Commentary: Old Stories in Today’s Time
There are stories that your parents do not tell you until they think you are old enough to understand them. I did not know until I was well into adulthood what my parents experienced in the 1960s in the then-white suburb of Oak Park, Illinois, just west of Chicago. I knew that my father was very active supporting the civil rights movement, going to marches and advocating for fair and open housing ordinances in Oak Park. I vaguely recall disgruntled church members giving him a piece of their mind from time to time.
But I did not know until later how they had become the targets for racist threats and hate. I did not know that our home phone was tapped by the police, with my parents’ permission, so phone calls with threats to kill my parents could be traced. I did not know the amount of hate mail they received, full of vile language. And I certainly did not know that I was also a target for some who threatened to kidnap and rape me. I was too young to know all this at the time.
What I did know is that my parents never stopped believing that injustice could be overcome, that all of God’s children were equally loved and valued, and that society ought to reflect this basic truth.
I remember this today as our country is grappling with the ongoing horror of racial profiling and killings of black and brown women and men by police, and the intentional murder of police in Dallas motivated by anger and hate; the terrifying slaughter by one disturbed man of LGBTQ folks at the Pulse; and the many silent ways lives of our sisters and brothers are compromised and harmed by lack of food, adequate housing, medical care, and opportunities for education and work.

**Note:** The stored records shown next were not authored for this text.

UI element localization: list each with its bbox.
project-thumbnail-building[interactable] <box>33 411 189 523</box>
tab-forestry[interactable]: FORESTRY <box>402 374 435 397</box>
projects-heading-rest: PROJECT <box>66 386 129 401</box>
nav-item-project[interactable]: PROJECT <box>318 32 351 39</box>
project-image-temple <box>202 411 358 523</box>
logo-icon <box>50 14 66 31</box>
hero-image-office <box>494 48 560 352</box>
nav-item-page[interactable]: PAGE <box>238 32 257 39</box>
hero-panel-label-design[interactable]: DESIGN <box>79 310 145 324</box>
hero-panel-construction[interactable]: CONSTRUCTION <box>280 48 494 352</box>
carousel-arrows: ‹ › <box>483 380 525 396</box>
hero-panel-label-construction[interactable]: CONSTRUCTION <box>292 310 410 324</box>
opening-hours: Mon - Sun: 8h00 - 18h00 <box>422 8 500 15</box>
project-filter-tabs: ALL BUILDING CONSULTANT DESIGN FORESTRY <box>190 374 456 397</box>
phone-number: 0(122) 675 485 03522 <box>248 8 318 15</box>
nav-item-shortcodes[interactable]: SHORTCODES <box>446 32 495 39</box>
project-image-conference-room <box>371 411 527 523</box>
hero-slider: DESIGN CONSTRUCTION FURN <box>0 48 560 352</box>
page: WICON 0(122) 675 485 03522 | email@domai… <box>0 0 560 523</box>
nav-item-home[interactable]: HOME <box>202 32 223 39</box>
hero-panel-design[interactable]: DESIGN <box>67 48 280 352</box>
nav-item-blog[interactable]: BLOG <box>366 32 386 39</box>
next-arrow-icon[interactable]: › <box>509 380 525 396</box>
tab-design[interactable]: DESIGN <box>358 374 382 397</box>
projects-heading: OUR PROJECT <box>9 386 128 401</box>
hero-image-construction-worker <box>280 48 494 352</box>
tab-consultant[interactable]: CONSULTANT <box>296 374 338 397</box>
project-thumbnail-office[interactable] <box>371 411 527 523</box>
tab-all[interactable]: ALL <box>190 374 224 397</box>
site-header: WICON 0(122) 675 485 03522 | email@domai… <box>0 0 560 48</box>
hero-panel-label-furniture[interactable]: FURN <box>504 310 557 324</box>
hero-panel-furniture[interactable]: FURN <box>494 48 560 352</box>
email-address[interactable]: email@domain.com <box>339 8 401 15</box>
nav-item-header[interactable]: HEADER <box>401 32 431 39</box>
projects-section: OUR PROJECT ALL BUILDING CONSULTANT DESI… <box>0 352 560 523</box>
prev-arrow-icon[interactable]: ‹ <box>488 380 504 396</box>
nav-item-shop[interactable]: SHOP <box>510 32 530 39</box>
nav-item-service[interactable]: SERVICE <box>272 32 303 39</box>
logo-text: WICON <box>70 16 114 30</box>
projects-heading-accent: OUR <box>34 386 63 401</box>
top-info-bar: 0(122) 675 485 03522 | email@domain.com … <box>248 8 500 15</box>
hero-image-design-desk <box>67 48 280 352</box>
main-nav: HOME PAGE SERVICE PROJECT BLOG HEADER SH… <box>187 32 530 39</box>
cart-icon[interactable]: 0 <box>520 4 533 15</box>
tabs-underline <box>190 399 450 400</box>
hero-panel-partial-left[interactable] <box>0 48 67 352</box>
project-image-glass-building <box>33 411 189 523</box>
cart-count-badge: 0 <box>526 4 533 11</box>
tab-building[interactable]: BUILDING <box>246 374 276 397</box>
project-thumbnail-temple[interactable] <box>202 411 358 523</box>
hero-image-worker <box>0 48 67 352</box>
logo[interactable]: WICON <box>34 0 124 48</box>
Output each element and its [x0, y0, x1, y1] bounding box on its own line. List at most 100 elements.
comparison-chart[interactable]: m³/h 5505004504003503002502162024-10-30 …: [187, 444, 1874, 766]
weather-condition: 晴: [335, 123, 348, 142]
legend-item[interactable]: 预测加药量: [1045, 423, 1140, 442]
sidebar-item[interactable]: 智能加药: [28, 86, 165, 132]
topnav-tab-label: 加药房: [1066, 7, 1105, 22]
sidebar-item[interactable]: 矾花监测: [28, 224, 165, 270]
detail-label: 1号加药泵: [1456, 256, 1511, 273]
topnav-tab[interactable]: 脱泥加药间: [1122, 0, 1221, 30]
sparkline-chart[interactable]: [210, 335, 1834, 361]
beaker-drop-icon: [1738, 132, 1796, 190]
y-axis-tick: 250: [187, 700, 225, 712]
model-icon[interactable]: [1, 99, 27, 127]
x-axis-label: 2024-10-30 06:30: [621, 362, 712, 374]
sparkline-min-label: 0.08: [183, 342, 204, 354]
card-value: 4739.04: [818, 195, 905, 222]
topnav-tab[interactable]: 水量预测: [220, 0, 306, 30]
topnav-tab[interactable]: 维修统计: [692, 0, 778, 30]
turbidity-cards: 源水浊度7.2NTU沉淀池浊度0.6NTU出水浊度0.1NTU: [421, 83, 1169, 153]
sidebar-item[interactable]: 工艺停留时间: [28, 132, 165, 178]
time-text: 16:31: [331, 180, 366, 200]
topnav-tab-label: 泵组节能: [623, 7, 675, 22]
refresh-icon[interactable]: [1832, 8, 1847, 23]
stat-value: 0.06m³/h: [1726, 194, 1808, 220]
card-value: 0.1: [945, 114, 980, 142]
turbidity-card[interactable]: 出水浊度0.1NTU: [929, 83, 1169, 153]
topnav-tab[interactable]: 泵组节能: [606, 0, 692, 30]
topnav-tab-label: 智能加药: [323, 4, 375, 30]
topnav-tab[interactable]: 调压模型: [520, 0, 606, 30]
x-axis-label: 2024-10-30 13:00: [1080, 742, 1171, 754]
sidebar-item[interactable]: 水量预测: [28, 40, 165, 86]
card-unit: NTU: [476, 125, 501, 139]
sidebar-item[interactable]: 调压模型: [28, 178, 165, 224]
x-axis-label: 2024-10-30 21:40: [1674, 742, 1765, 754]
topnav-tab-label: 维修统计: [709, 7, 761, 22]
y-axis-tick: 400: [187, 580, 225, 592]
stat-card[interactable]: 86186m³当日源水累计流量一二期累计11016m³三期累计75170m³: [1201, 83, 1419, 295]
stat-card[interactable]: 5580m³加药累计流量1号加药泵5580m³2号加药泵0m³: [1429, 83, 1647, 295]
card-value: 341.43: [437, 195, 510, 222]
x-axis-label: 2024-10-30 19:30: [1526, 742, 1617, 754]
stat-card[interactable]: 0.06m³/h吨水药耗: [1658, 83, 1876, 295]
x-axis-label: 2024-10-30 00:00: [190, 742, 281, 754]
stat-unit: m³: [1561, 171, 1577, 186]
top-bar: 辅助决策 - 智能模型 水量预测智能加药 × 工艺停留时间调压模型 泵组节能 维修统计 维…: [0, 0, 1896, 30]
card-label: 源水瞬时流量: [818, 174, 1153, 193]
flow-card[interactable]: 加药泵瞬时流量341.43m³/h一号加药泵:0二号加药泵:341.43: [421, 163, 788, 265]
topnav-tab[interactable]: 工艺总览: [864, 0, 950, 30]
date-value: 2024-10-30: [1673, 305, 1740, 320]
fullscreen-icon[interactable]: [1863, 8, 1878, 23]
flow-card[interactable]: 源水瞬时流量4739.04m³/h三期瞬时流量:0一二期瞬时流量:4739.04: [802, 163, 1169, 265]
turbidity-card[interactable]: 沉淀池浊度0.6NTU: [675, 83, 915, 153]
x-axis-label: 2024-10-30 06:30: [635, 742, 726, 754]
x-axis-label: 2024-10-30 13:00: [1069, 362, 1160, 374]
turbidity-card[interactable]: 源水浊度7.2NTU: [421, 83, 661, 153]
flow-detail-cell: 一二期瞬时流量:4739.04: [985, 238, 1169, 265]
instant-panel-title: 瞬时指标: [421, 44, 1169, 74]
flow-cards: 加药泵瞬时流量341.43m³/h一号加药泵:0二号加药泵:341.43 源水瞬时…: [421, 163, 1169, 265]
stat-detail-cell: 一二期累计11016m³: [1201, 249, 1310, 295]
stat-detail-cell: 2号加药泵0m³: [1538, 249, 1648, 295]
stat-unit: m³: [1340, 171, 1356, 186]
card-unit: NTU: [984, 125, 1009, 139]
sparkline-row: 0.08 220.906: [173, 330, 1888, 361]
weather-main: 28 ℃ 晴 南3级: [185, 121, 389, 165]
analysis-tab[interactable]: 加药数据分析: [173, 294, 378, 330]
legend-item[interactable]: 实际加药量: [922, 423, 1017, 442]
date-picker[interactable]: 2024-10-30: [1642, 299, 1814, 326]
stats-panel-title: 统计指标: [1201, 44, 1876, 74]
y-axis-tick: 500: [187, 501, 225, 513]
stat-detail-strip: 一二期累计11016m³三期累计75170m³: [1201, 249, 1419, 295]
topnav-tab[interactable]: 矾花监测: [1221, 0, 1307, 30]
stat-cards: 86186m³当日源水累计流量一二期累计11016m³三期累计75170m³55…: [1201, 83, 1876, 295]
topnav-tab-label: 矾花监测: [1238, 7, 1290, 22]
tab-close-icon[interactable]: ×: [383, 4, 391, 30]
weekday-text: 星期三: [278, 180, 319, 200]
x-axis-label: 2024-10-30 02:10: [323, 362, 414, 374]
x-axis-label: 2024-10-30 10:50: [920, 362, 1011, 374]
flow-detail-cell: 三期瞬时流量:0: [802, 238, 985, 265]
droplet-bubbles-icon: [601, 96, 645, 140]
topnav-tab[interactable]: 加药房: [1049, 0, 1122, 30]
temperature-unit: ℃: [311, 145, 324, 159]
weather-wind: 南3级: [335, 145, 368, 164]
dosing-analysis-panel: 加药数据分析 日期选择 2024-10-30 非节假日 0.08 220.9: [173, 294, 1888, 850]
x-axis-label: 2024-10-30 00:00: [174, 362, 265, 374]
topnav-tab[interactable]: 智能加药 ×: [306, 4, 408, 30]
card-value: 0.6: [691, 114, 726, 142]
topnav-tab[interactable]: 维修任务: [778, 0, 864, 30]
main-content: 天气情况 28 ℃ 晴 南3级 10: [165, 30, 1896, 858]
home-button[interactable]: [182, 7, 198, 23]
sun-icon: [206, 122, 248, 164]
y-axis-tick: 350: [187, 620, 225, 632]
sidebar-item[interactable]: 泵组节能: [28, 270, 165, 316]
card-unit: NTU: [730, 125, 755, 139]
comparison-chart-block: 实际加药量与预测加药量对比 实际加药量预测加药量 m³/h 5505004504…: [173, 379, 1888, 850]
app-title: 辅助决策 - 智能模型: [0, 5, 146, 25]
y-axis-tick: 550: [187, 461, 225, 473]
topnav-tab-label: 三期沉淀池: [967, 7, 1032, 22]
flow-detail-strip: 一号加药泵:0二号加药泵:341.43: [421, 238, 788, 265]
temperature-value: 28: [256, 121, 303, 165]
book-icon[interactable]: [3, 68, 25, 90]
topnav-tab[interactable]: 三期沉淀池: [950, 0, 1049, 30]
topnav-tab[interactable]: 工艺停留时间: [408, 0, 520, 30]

I remember this today as the Republican National Convention (RNC) takes place in my city of Cleveland, with the Democratic National Convention soon to follow in Philadelphia. Leaders from the faith community delivered last week a “Higher Ground Moral Declaration” to the RNC members shaping their party’s platform, and they will also deliver it to Democratic members. It is a non-partisan call to a moral revival—for all of us to stand up, stand together, and set a national agenda focused on the welfare and well-being of all of us, of all of God’s beautifully created persons, and to sustain practices that will protect the well-being of the planet.
Through the immediacy of social media, we are joined together as witnesses and as commentators to what is happening. We process collectively as statements of despair, statements of anger, statements of “what can we do?” are posted continuously. But I am also cognizant that what is happening now throughout our country is not new but a continuation of racist injustice built into the American soil by those who came across the ocean and took over the land.
The call for a moral high ground, rooted in the tenets of faith which hold out God’s hope for humanity, is a hard call to embrace when the pain is so great. But it is the call we need now. It is not pie-in-the-sky thinking but rather a subversive divine force that energizes us to say, again and again if necessary, that racism will not prevail, that sexism will not prevail, that war will not prevail, that anti-LGBTQ violence will not prevail. It is the spirit-filled hope that justice will come and that we will not give up.
I remember the stories my parents told me. They did not give up. Nor did your parents. Nor should we.
Rev. Loey Powell recently retired from serving 18 years in the national offices of the United Church of Christ in the area of Justice Advocacy.